Configure and build from an x64 Native Tools Command Prompt for VS 2026 (so cl, nvcc and ninja are on PATH):

cmake -G Ninja -B build-win -DCMAKE_BUILD_TYPE=Release ^
  -DCMAKE_PREFIX_PATH="C:/deps;C:/Qt/6.11.1/msvc2022_64"
cmake --build build-win --target jfjoch_viewer

Notes:

  • CMAKE_PREFIX_PATH (the C:/deps prefix plus Qt) is the only required flag — CMake finds zlib and Eigen from the prefix, so no separate -DZLIB_ROOT is needed.
  • The CUDA toolchain is located automatically from the CUDA_PATH environment variable that the CUDA installer sets (or from nvcc on PATH). Pass -DCMAKE_CUDA_COMPILER=".../bin/nvcc.exe" only if nvcc is installed in a nonstandard location and is not found.
  • For a machine without an NVIDIA GPU, add -DJFJOCH_USE_CUDA=OFF: the viewer then runs the same pipeline on the CPU (FFTW indexer) at lower throughput.
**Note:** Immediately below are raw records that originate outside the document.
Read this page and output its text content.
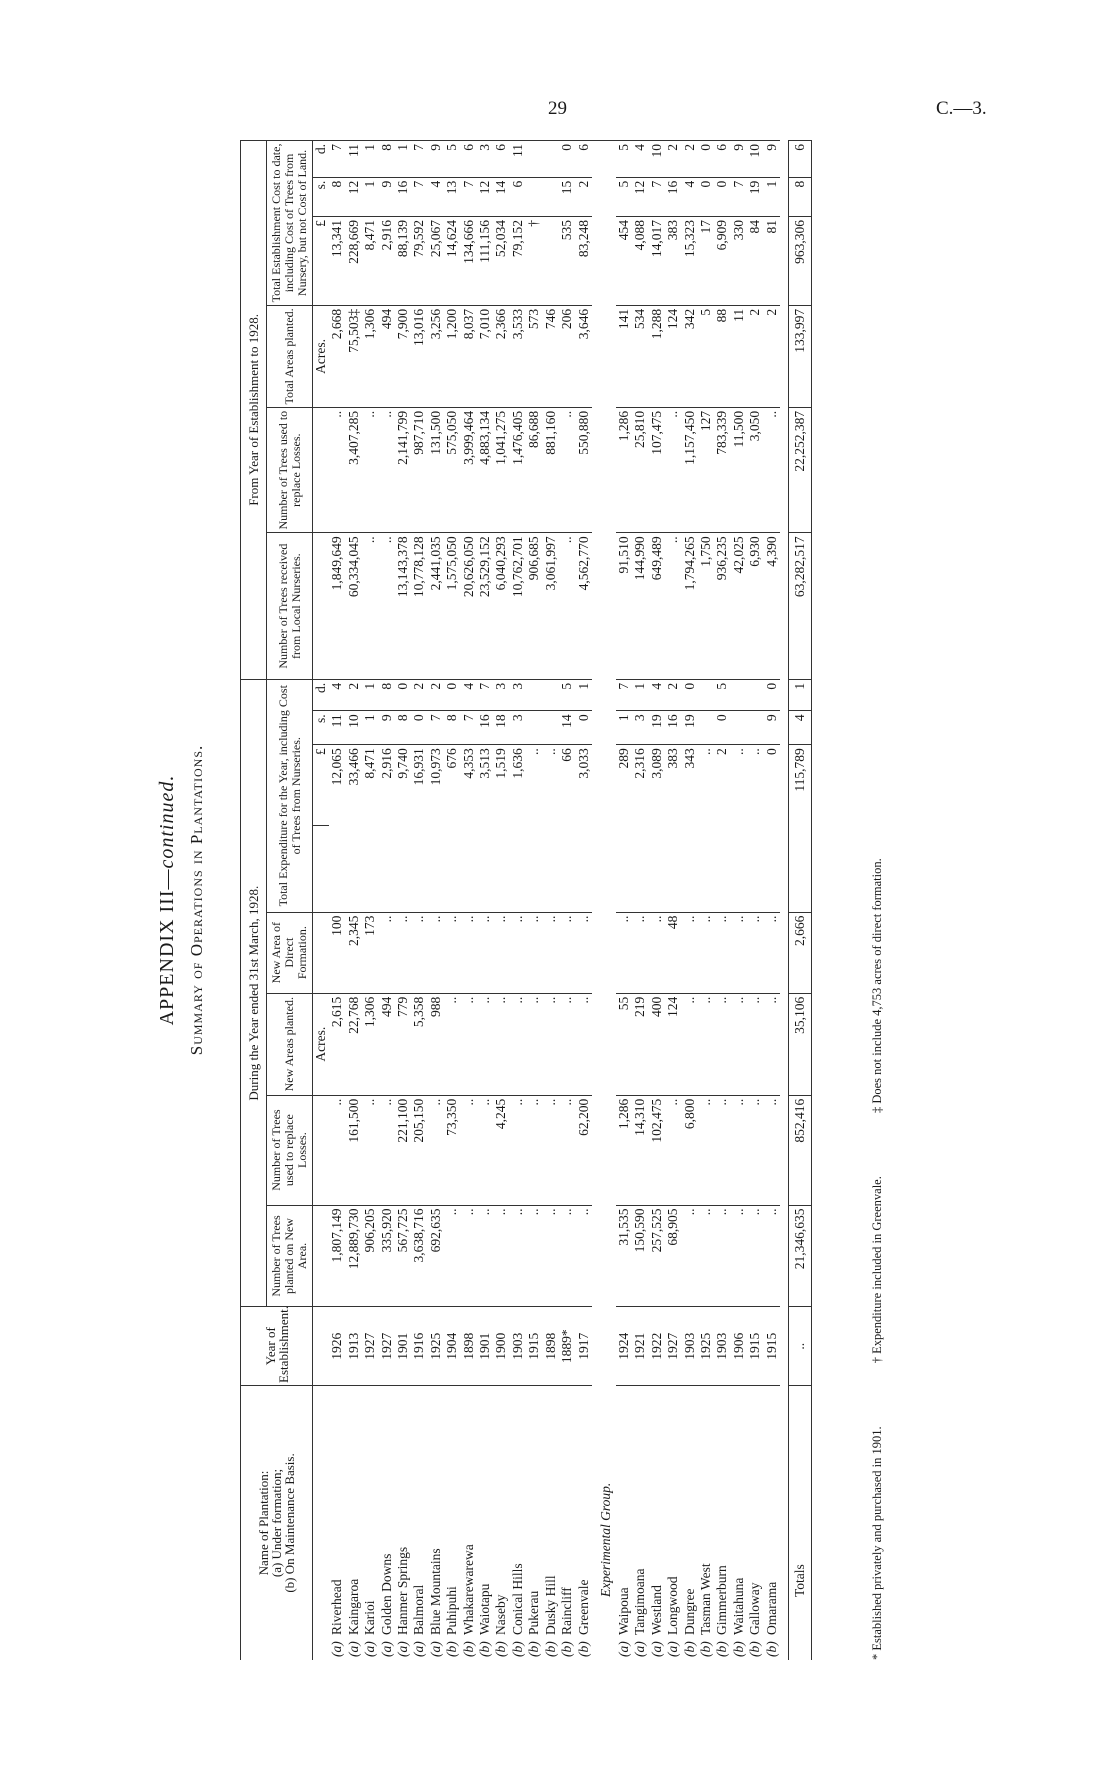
29	C.—3.
APPENDIX III—continued. Summary of Operations in Plantations.
Name of Plantation:
(a) Under formation;
(b) On Maintenance Basis.	Year of Establishment.	During the Year ended 31st March, 1928.								From Year of Establishment to 1928.					
		Number of Trees planted on New Area.	Number of Trees used to replace Losses.	New Areas planted.	New Area of Direct Formation.	Total Expenditure for the Year, including Cost of Trees from Nurseries.				Number of Trees received from Local Nurseries.	Number of Trees used to replace Losses.	Total Areas planted.	Total Establishment Cost to date, including Cost of Trees from Nursery, but not Cost of Land.		
				Acres.			£	s.	d.			Acres.	£	s.	d.
(a)Riverhead	1926	1,807,149	..	2,615	100	12,065		11	4	1,849,649	..	2,668	13,341	8	7
(a)Kaingaroa	1913	12,889,730	161,500	22,768	2,345	33,466		10	2	60,334,045	3,407,285	75,503‡	228,669	12	11
(a)Karioi	1927	906,205	..	1,306	173	8,471		1	1	..	..	1,306	8,471	1	1
(a)Golden Downs	1927	335,920	..	494	..	2,916		9	8	..	..	494	2,916	9	8
(a)Hanmer Springs	1901	567,725	221,100	779	..	9,740		8	0	13,143,378	2,141,799	7,900	88,139	16	1
(a)Balmoral	1916	3,638,716	205,150	5,358	..	16,931		0	2	10,778,128	987,710	13,016	79,592	7	7
(a)Blue Mountains	1925	692,635	..	988	..	10,973		7	2	2,441,035	131,500	3,256	25,067	4	9
(b)Puhipuhi	1904	..	73,350	..	..	676		8	0	1,575,050	575,050	1,200	14,624	13	5
(b)Whakarewarewa	1898	..	..	..	..	4,353		7	4	20,626,050	3,999,464	8,037	134,666	7	6
(b)Waiotapu	1901	..	..	..	..	3,513		16	7	23,529,152	4,883,134	7,010	111,156	12	3
(b)Naseby	1900	..	4,245	..	..	1,519		18	3	6,040,293	1,041,275	2,366	52,034	14	6
(b)Conical Hills	1903	..	..	..	..	1,636		3	3	10,762,701	1,476,405	3,533	79,152	6	11
(b)Pukerau	1915	..	..	..	..	..				906,685	86,688	573	†		
(b)Dusky Hill	1898	..	..	..	..	..				3,061,997	881,160	746			
(b)Raincliff	1889*	..	..	..	..	66		14	5	..	..	206	535	15	0
(b)Greenvale	1917	..	62,200	..	..	3,033		0	1	4,562,770	550,880	3,646	83,248	2	6
Experimental Group.															
(a)Waipoua	1924	31,535	1,286	55	..	289		1	7	91,510	1,286	141	454	5	5
(a)Tangimoana	1921	150,590	14,310	219	..	2,316		3	1	144,990	25,810	534	4,088	12	4
(a)Westland	1922	257,525	102,475	400	..	3,089		19	4	649,489	107,475	1,288	14,017	7	10
(a)Longwood	1927	68,905	..	124	48	383		16	2	..	..	124	383	16	2
(b)Dungree	1903	..	6,800	..	..	343		19	0	1,794,265	1,157,450	342	15,323	4	2
(b)Tasman West	1925	..	..	..	..	..				1,750	127	5	17	0	0
(b)Gimmerburn	1903	..	..	..	..	2		0	5	936,235	783,339	88	6,909	0	6
(b)Waitahuna	1906	..	..	..	..	..				42,025	11,500	11	330	7	9
(b)Galloway	1915	..	..	..	..	..				6,930	3,050	2	84	19	10
(b)Omarama	1915	..	..	..	..	0		9	0	4,390	..	2	81	1	9

Totals	..	21,346,635	852,416	35,106	2,666	115,789		4	1	63,282,517	22,252,387	133,997	963,306	8	6
* Established privately and purchased in 1901. † Expenditure included in Greenvale. ‡ Does not include 4,753 acres of direct formation.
To produce a self-contained installer (bundles the Qt runtime via windeployqt and — on the CUDA build — the cuFFT runtime DLL, so the target host needs neither Qt nor a CUDA toolkit), with NSIS installed:

cd build-win
cpack

The NSIS generator is selected automatically on Windows (no -G needed). What comes out, and how the CUDA and CPU variants are named and told apart, is described in Release contents ▸ Windows installer.